ULSSASによって成果を得るためにも、フレームワークの導入前に、自社商品・サービスとの相性を見極めることが重要です。
自然にUGCが生まれる仕組みを構築する
UGCは自然発生することもあれば、企業側の行動喚起によって生じることもあります。例えば、独自のハッシュタグを作成してSNSでの投稿を促す「ハッシュタグキャンペーン」は、後者に該当します。
ただし、企業が後押ししないとUGCが生まれない環境下では、広告費やキャンペーンの設計コストがかさむため、ULSSAS本来のメリットであるコスト削減にはつながりにくいでしょう。
企業が意図せずとも、自然にUGCが生まれる環境づくりが大切です。そもそも、商品やサービスそのものに価値があってはじめて、自発的な投稿につながります。製品開発の段階から、ULSSASを意識して取り組みましょう。
具体的には、ユーザーが投稿したくなるようなデザインのパッケージや、第三者に薦めたくなるような強みを持つ商品、投稿することで話題を生み出しそうなコンテンツなど、クオリティや意外性に着目すると良いでしょう。
ターゲットに合わせて適切なプラットフォームを選ぶ
InstagramやX、TikTokをはじめとするSNSは、プラットフォームごとに特色があり、ユーザー層も異なります。効率良くUGCを生み出すには、商品やサービスのメインターゲットと相性の良い、適切なプラットフォームを選択することが大切です。
前述の花王株式会社が成功したのは、ターゲットとなるZ世代に合わせてTikTokというプラットフォームを選択したことが大きな要因です。
また、ファッション性が重視される商品なら写真や動画に強いInstagram、限定商品のような注目度が重視される場合は拡散力の高いXを選ぶというように、商材の特徴もプラットフォームを選択するうえで重要な要素となります。
ULSSASを活用してマーケティングに好循環を生み出そう
ULSSASはSNS時代に適した購買モデルで、フライホイール型の形状に特徴があります。
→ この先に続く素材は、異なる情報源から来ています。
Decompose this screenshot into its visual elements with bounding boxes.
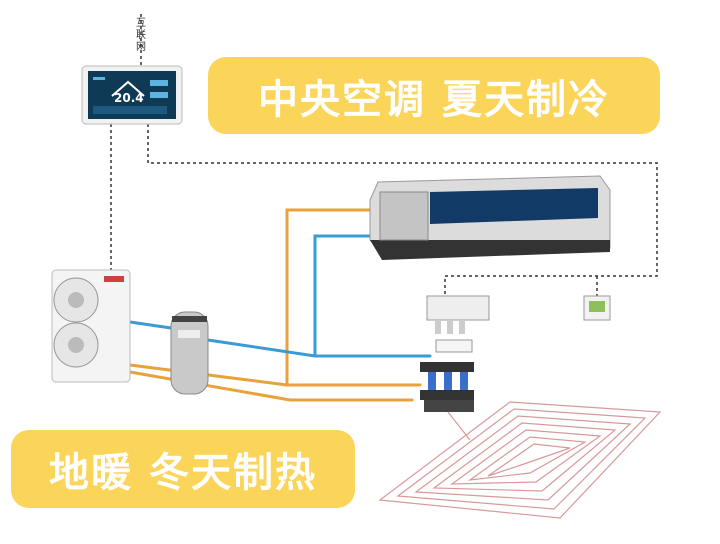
control-panel-icon	[81, 65, 183, 125]
outdoor-unit-icon	[51, 269, 131, 383]
floor-heating-coil-icon	[378, 401, 662, 519]
manifold-icon	[420, 362, 474, 412]
water-tank-icon	[170, 311, 209, 395]
controller-box-icon	[426, 295, 490, 353]
ducted-indoor-unit-icon	[369, 175, 611, 260]
cooling-banner: 中央空调 夏天制冷	[208, 57, 660, 134]
heating-banner: 地暖 冬天制热	[11, 430, 355, 508]
control-wires	[110, 14, 658, 296]
heating-banner-text: 地暖 冬天制热	[49, 450, 317, 496]
internet-label: 互联网	[136, 18, 146, 53]
panel-temperature: 20.4	[114, 91, 144, 105]
cooling-banner-text: 中央空调 夏天制冷	[258, 76, 610, 123]
thermostat-icon	[583, 295, 611, 321]
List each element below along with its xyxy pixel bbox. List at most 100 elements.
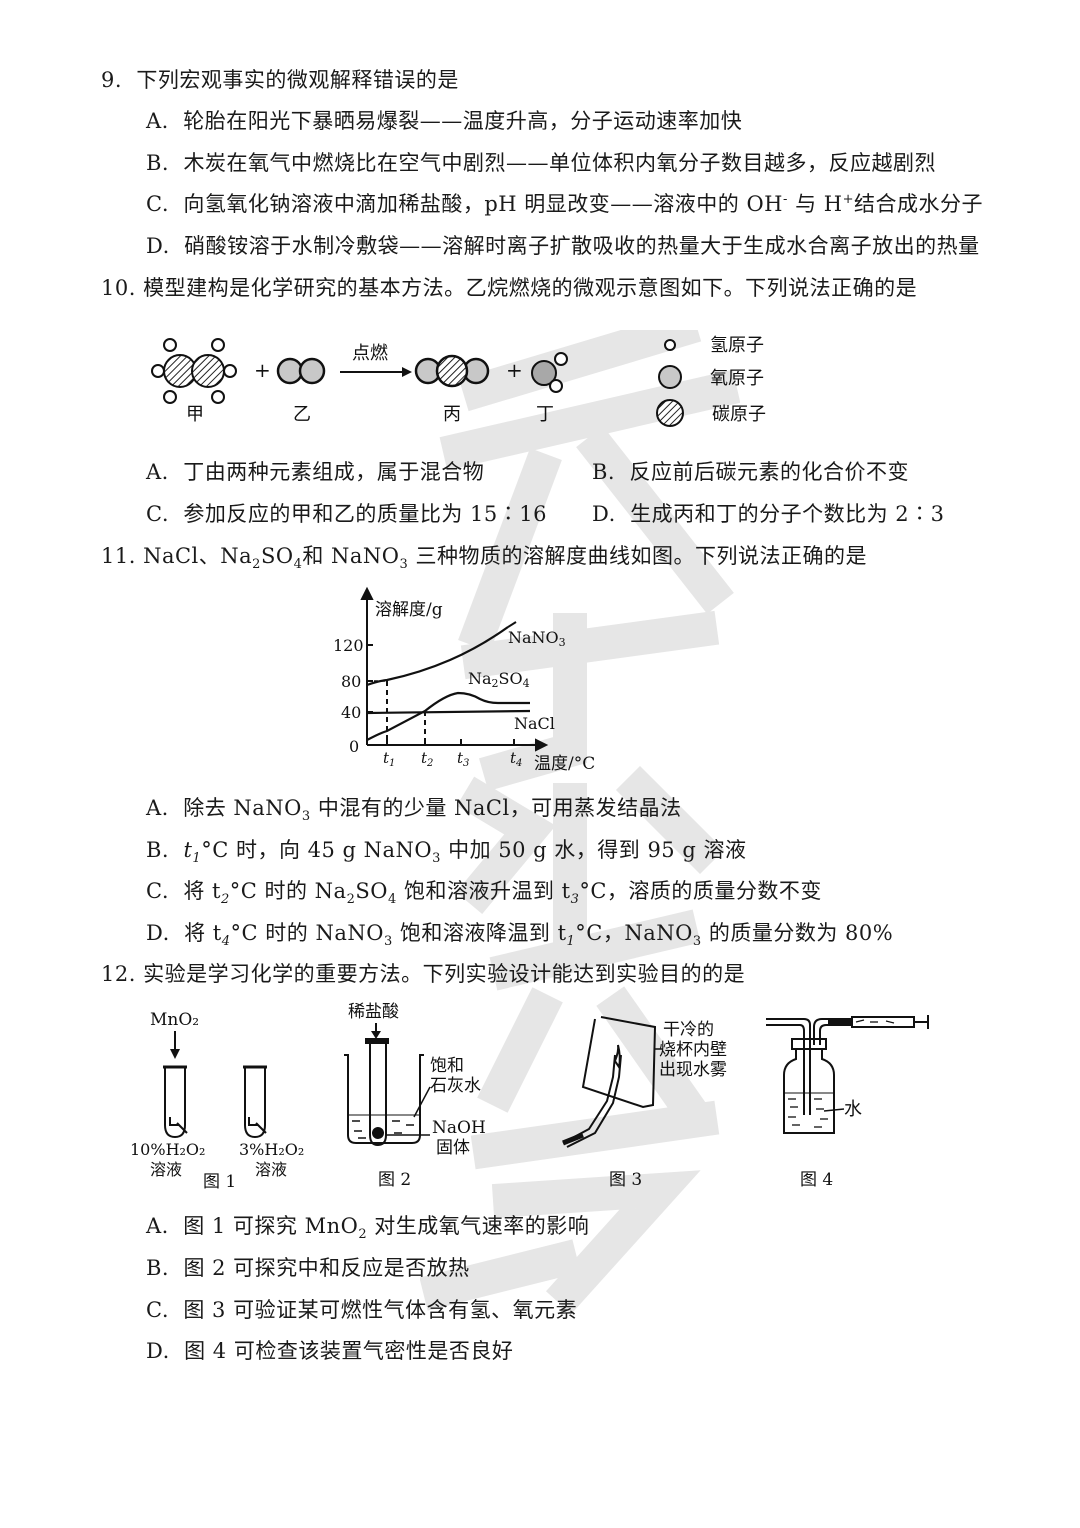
naoh-solid-icon [372,1127,384,1139]
option-text: °C，溶质的质量分数不变 [579,879,822,903]
q9-option-a[interactable]: A. 轮胎在阳光下暴晒易爆裂——温度升高，分子运动速率加快 [146,107,742,135]
q11-option-c[interactable]: C. 将 t2°C 时的 Na2SO4 饱和溶液升温到 t3°C，溶质的质量分数… [146,877,822,908]
water-label: 水 [844,1099,862,1120]
question-number: 9. [101,68,123,92]
superscript: + [842,192,854,207]
subscript: 1 [192,851,202,867]
option-text: 结合成水分子 [853,192,983,216]
option-text: 除去 NaNO [183,796,302,820]
option-label: B. [146,151,170,175]
q10-option-c[interactable]: C. 参加反应的甲和乙的质量比为 15∶16 [146,500,547,528]
option-text: 丁由两种元素组成，属于混合物 [183,460,485,484]
y-axis-label: 溶解度/g [375,600,443,620]
question-text: SO [260,544,294,568]
q9-option-c[interactable]: C. 向氢氧化钠溶液中滴加稀盐酸，pH 明显改变——溶液中的 OH- 与 H+结… [146,190,983,218]
q12-option-a[interactable]: A. 图 1 可探究 MnO2 对生成氧气速率的影响 [146,1212,589,1241]
superscript: - [783,192,788,207]
carbon-atom-icon [656,399,684,427]
series-label-nano3: NaNO3 [508,628,566,649]
arrow-down-icon [170,1049,180,1059]
legend-label: 氧原子 [710,368,764,389]
subscript: 3 [399,557,409,573]
y-tick-label: 0 [349,737,359,756]
option-label: A. [146,460,169,484]
figure-caption: 图 4 [800,1170,833,1190]
option-text: 中加 50 g 水，得到 95 g 溶液 [440,838,747,862]
figure-caption: 图 1 [203,1172,236,1192]
subscript: 4 [293,557,303,573]
option-label: B. [146,838,170,862]
q9-option-b[interactable]: B. 木炭在氧气中燃烧比在空气中剧烈——单位体积内氧分子数目越多，反应越剧烈 [146,149,936,177]
solubility-chart: 溶解度/g 120 80 40 0 t1 t2 t3 t4 温度/°C NaNO… [333,586,595,774]
series-label-nacl: NaCl [514,714,555,733]
option-text: 中混有的少量 NaCl，可用蒸发结晶法 [310,796,682,820]
option-label: D. [146,1339,170,1363]
option-text: t [183,838,193,862]
option-label: C. [146,1298,169,1322]
figure-2-beaker: 稀盐酸 饱和 石灰水 NaOH 固体 图 2 [344,1002,486,1190]
option-label: B. [592,460,616,484]
question-text: 下列宏观事实的微观解释错误的是 [136,68,459,92]
q11-option-b[interactable]: B. t1°C 时，向 45 g NaNO3 中加 50 g 水，得到 95 g… [146,836,747,867]
hydrogen-atom-icon [664,339,676,351]
x-tick-label: t1 [383,749,395,769]
subscript: 4 [221,934,231,950]
legend-label: 氢原子 [710,335,764,356]
oxygen-molecule-icon [276,357,326,385]
bottle-icon [783,1049,835,1134]
q10-option-a[interactable]: A. 丁由两种元素组成，属于混合物 [146,458,484,486]
arrow-down-icon [371,1031,381,1039]
q12-option-b[interactable]: B. 图 2 可探究中和反应是否放热 [146,1254,470,1282]
question-number: 10. [101,276,136,300]
option-text: 木炭在氧气中燃烧比在空气中剧烈——单位体积内氧分子数目越多，反应越剧烈 [183,151,936,175]
legend-label: 碳原子 [712,404,766,425]
naoh-label: NaOH [432,1118,486,1138]
figure-3-cold-beaker: 干冷的 烧杯内壁 出现水雾 图 3 [562,1016,727,1190]
q11-option-a[interactable]: A. 除去 NaNO3 中混有的少量 NaCl，可用蒸发结晶法 [146,794,682,823]
question-text: 模型建构是化学研究的基本方法。乙烷燃烧的微观示意图如下。下列说法正确的是 [143,276,918,300]
observation-label: 干冷的 [663,1020,714,1040]
subscript: 2 [252,557,261,573]
option-label: A. [146,796,169,820]
q9-option-d[interactable]: D. 硝酸铵溶于水制冷敷袋——溶解时离子扩散吸收的热量大于生成水合离子放出的热量 [146,232,980,260]
svg-text:+: + [506,358,523,382]
x-tick-label: t4 [510,749,522,769]
subscript: 3 [570,892,580,908]
tube1-label: 10%H₂O₂ [130,1140,205,1159]
question-9-stem: 9. 下列宏观事实的微观解释错误的是 [101,66,459,94]
test-tube-icon [243,1065,267,1139]
ethane-combustion-diagram: + 点燃 + 甲 乙 丙 丁 [151,335,766,427]
inverted-beaker-icon [581,1016,657,1109]
tube2-label: 溶液 [255,1160,287,1179]
mno2-label: MnO₂ [150,1010,199,1030]
y-tick-label: 120 [333,636,364,655]
stopper-icon [791,1038,827,1050]
q10-option-b[interactable]: B. 反应前后碳元素的化合价不变 [592,458,909,486]
option-text: 图 4 可检查该装置气密性是否良好 [184,1339,514,1363]
naoh-label: 固体 [436,1138,470,1158]
test-tube-icon [163,1065,188,1139]
q12-option-c[interactable]: C. 图 3 可验证某可燃性气体含有氢、氧元素 [146,1296,577,1324]
dilute-hcl-label: 稀盐酸 [348,1002,399,1022]
question-number: 12. [101,962,136,986]
tube1-label: 溶液 [150,1160,182,1179]
option-text: 与 H [787,192,843,216]
figure-caption: 图 2 [378,1170,411,1190]
option-text: 饱和溶液降温到 t [392,921,567,945]
option-text: °C 时的 Na [229,879,347,903]
observation-label: 烧杯内壁 [659,1040,727,1060]
flame-icon [613,1044,621,1070]
option-text: 将 t [184,921,222,945]
y-tick-label: 80 [341,672,361,691]
long-tube-icon [766,1018,811,1115]
q10-option-d[interactable]: D. 生成丙和丁的分子个数比为 2∶3 [592,500,945,528]
subscript: 3 [432,851,441,867]
question-text: 和 NaNO [302,544,400,568]
q12-option-d[interactable]: D. 图 4 可检查该装置气密性是否良好 [146,1337,513,1365]
option-text: °C 时，向 45 g NaNO [201,838,433,862]
option-text: °C 时的 NaNO [230,921,384,945]
arrow-label: 点燃 [352,343,388,364]
q11-option-d[interactable]: D. 将 t4°C 时的 NaNO3 饱和溶液降温到 t1°C，NaNO3 的质… [146,919,893,950]
option-text: 图 1 可探究 MnO [183,1214,359,1238]
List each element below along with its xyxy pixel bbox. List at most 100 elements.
UGCの投稿やそれに対する反応、情報の拡散などのステップを経て、繰り返しサイクルが回転します。そのため、売上の拡大や新規顧客創出の良い循環を目指すには、サイクルの起点となるUGCを活用することが大切です。
ただし、UGCを生み出すには、そもそも商品やサービスが魅力的であることが求められます。ULSSASを活用する際は、投稿を促進する施策に加えて、UGCが自然発生するような価値ある製品開発に努めることが重要です。
今回紹介したポイントを意識し、ぜひ自社のマーケティングにULSSASの考え方を取り入れてみてください。